02/09/2015 - 07:31:00

Tratamento desigual

JORGE MORAIS Jornalista

No meu modo de entender as coisas, não deve ou não pode existir diferença entre as pessoas quando se trata de situações iguais. No caso dos trabalhadores, o governo federal tinha tomado uma decisão na separação do pagamento de vantagens entre aqueles que estão na ativa e os aposentados.

No mês de agosto, ela autorizou 50% de pagamento do 13º para os que estão trabalhando, ou seja, o funcionário público federal, com a outra metade do pagamento em dezembro, mas, para os aposentados e pensionistas, o tratamento era de modo desigual.

A divisão se daria em três parcelas, isso depois de muita reclamação: 25% em setembro, 25% em outubro e 50% em dezembro. A alegação era que o governo não teria recursos em caixa para bancar uma situação igual entre as classes. Pergunta-se: o aposentado teria como bancar o parcelamento na compra de remédios, por exemplo? Como todo ano vinha sendo feito o parcelamento em duas vezes – agosto e dezembro –, como ficaria a vida depois da mudança na regra do jogo já conhecida por eles?

Esse compromisso financeiro do governo chega a 28 milhões e 200 mil beneficiários do INSS. Na justificativa, o governo aponta as dificuldades em contar com os recursos, pelo fraco ritmo de atividade na economia, acarretando uma queda considerável na arrecadação. Isso romperia ou quebraria uma tradição que ocorria desde 2006, e dado como certo o pagamento, também, em 2015.
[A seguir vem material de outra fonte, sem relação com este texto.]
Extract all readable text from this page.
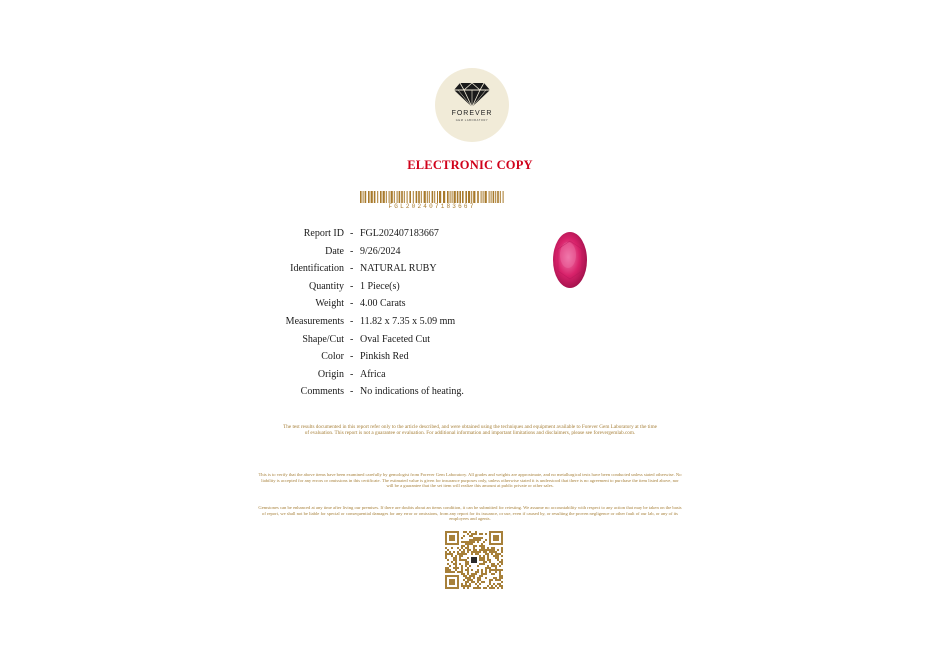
FOREVER
GEM LABORATORY
ELECTRONIC COPY
FGL202407183667
Report ID - FGL202407183667
Date - 9/26/2024
Identification - NATURAL RUBY
Quantity - 1 Piece(s)
Weight - 4.00 Carats
Measurements - 11.82 x 7.35 x 5.09 mm
Shape/Cut - Oval Faceted Cut
Color - Pinkish Red
Origin - Africa
Comments - No indications of heating.
The test results documented in this report refer only to the article described, and were obtained using the techniques and equipment available to Forever Gem Laboratory at the time of evaluation. This report is not a guarantee or evaluation. For additional information and important limitations and disclaimers, please see forevergemlab.com.
This is to verify that the above items have been examined carefully by gemologist from Forever Gem Laboratory. All grades and weights are approximate, and no metallurgical tests have been conducted unless stated otherwise. No liability is accepted for any errors or omissions in this certificate. The estimated value is given for insurance purposes only, unless otherwise stated it is understood that there is no agreement to purchase the item listed above, nor will be a guarantee that the set item will realize this amount at public private or other sales.
Gemstones can be enhanced at any time after living our premises. If there are doubts about an items condition, it can be submitted for retesting. We assume no accountability with respect to any action that may be taken on the basis of report, we shall not be liable for special or consequential damages for any error or omissions, from any report for its issuance, or use, even if caused by, or resulting the proven negligence or other fault of our lab, or any of its employees and agents.
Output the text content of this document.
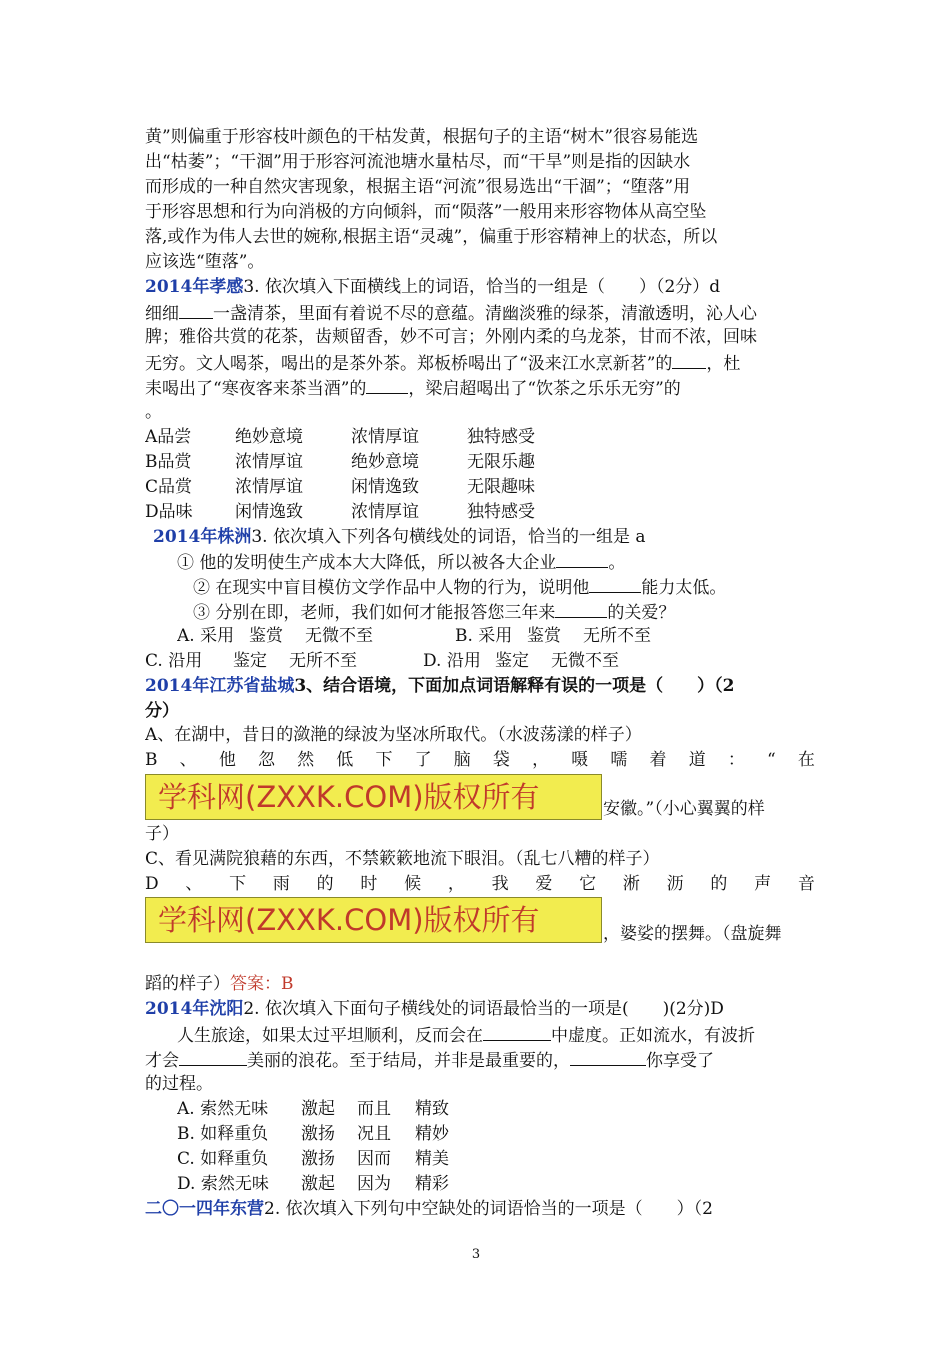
黄”则偏重于形容枝叶颜色的干枯发黄，根据句子的主语“树木”很容易能选
出“枯萎”；“干涸”用于形容河流池塘水量枯尽，而“干旱”则是指的因缺水
而形成的一种自然灾害现象，根据主语“河流”很易选出“干涸”；“堕落”用
于形容思想和行为向消极的方向倾斜，而“陨落”一般用来形容物体从高空坠
落,或作为伟人去世的婉称,根据主语“灵魂”，偏重于形容精神上的状态，所以
应该选“堕落”。
2014年孝感3. 依次填入下面横线上的词语，恰当的一组是（　　）（2分）d
细细 一盏清茶，里面有着说不尽的意蕴。清幽淡雅的绿茶，清澈透明，沁人心
脾；雅俗共赏的花茶，齿颊留香，妙不可言；外刚内柔的乌龙茶，甘而不浓，回味
无穷。文人喝茶，喝出的是茶外茶。郑板桥喝出了“汲来江水烹新茗”的 ，杜
耒喝出了“寒夜客来茶当酒”的 ，梁启超喝出了“饮茶之乐乐无穷”的
。
A品尝	绝妙意境	浓情厚谊	独特感受
B品赏	浓情厚谊	绝妙意境	无限乐趣
C品赏	浓情厚谊	闲情逸致	无限趣味
D品味 闲情逸致	浓情厚谊	独特感受
2014年株洲3. 依次填入下列各句横线处的词语，恰当的一组是 a
① 他的发明使生产成本大大降低，所以被各大企业	。
② 在现实中盲目模仿文学作品中人物的行为，说明他	能力太低。
③ 分别在即，老师，我们如何才能报答您三年来	的关爱？
A. 采用 鉴赏 无微不至	B. 采用 鉴赏 无所不至
C. 沿用 鉴定 无所不至	D. 沿用 鉴定 无微不至
2014年江苏省盐城3、结合语境，下面加点词语解释有误的一项是（　　）（2
分）
A、在湖中，昔日的潋滟的绿波为坚冰所取代。（水波荡漾的样子）
B 、 他 忽 然 低 下 了 脑 袋 ， 嗫 • 嚅 • 着 道 ： “ 在
学科网(ZXXK.COM)版权所有	安徽。”（小心翼翼的样
子）
C、看见满院狼藉的东西，不禁簌簌地流下眼泪。（乱七八糟的样子）
D 、 下 雨 的 • 时 候 ， 我 爱 它 淅 沥 的 声 音
学科网(ZXXK.COM)版权所有	，婆娑的摆舞。（盘旋舞
蹈的样子）答案：B
2014年沈阳2. 依次填入下面句子横线处的词语最恰当的一项是(　　)(2分)D
人生旅途，如果太过平坦顺利，反而会在	中虚度。正如流水，有波折
才会	美丽的浪花。至于结局，并非是最重要的，	你享受了
的过程。
A. 索然无味 激起 而且 精致
B. 如释重负 激扬 况且 精妙
C. 如释重负 激扬 因而 精美
D. 索然无味 激起 因为 精彩
二〇一四年东营2. 依次填入下列句中空缺处的词语恰当的一项是（　　）（2
3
Mesmo que por lei a primeira parcela – ou seja, a metade – possa ser paga até 30 de novembro, toda mudança de regra deve ser comunicada, oficialmente, com bastante antecedência, para que não possa causar prejuízos às partes interessadas.

No caso dos aposentados e pensionistas, somente agora, no transcorrer do mês, é que o governo anunciou essa medida antipática do parcelamento diferenciado, quando as duas categorias haviam assumidos compromissos inadiáveis, apostando na tradição de dez anos.O Sindicato Nacional dos Aposentados, Pensionistas e Idosos da Força Sindical entrou com uma ação na Justiça para garantir que o pagamento fosse feito em duas parcelas – 50% em setembro e 50% em dezembro –, já, pelo menos, abandonando a ideia de recebimento no mês de agosto, que, para desgosto de muita gente, já está indo embora. 

O melhor de tudo isso, se é que existe alguma coisa boa na questão e no país, é que o presidente da Ordem dos Advogados do Brasil, Marcus Vinicius Furtado Coelho, quebrou o silêncio e divulgou uma nota na qual lamentou que o governo “faça com que parcelas desprotegidas da sociedade tenham de arcar com prejuízos devido à inabilidade da gestão”.

Ultimamente, estava achando muito estranho o silêncio de Furtado Coelho, porque muitas coisas vêm ocorrendo no país e não vejo a OAB/Nacional se manifestar, como já fez em um passado não muito distante, indo às ruas e solidária às manifestações populares ou políticas de quaisquer naturezas. E ele foi mais além: “Enquanto bilhões de reais são gastos na manutenção de ministérios que nem mesmo governistas sabem dizer os nomes, alega a administração não ter recursos para a promoção do bem-estar daqueles que dedicaram sua vida à nação”.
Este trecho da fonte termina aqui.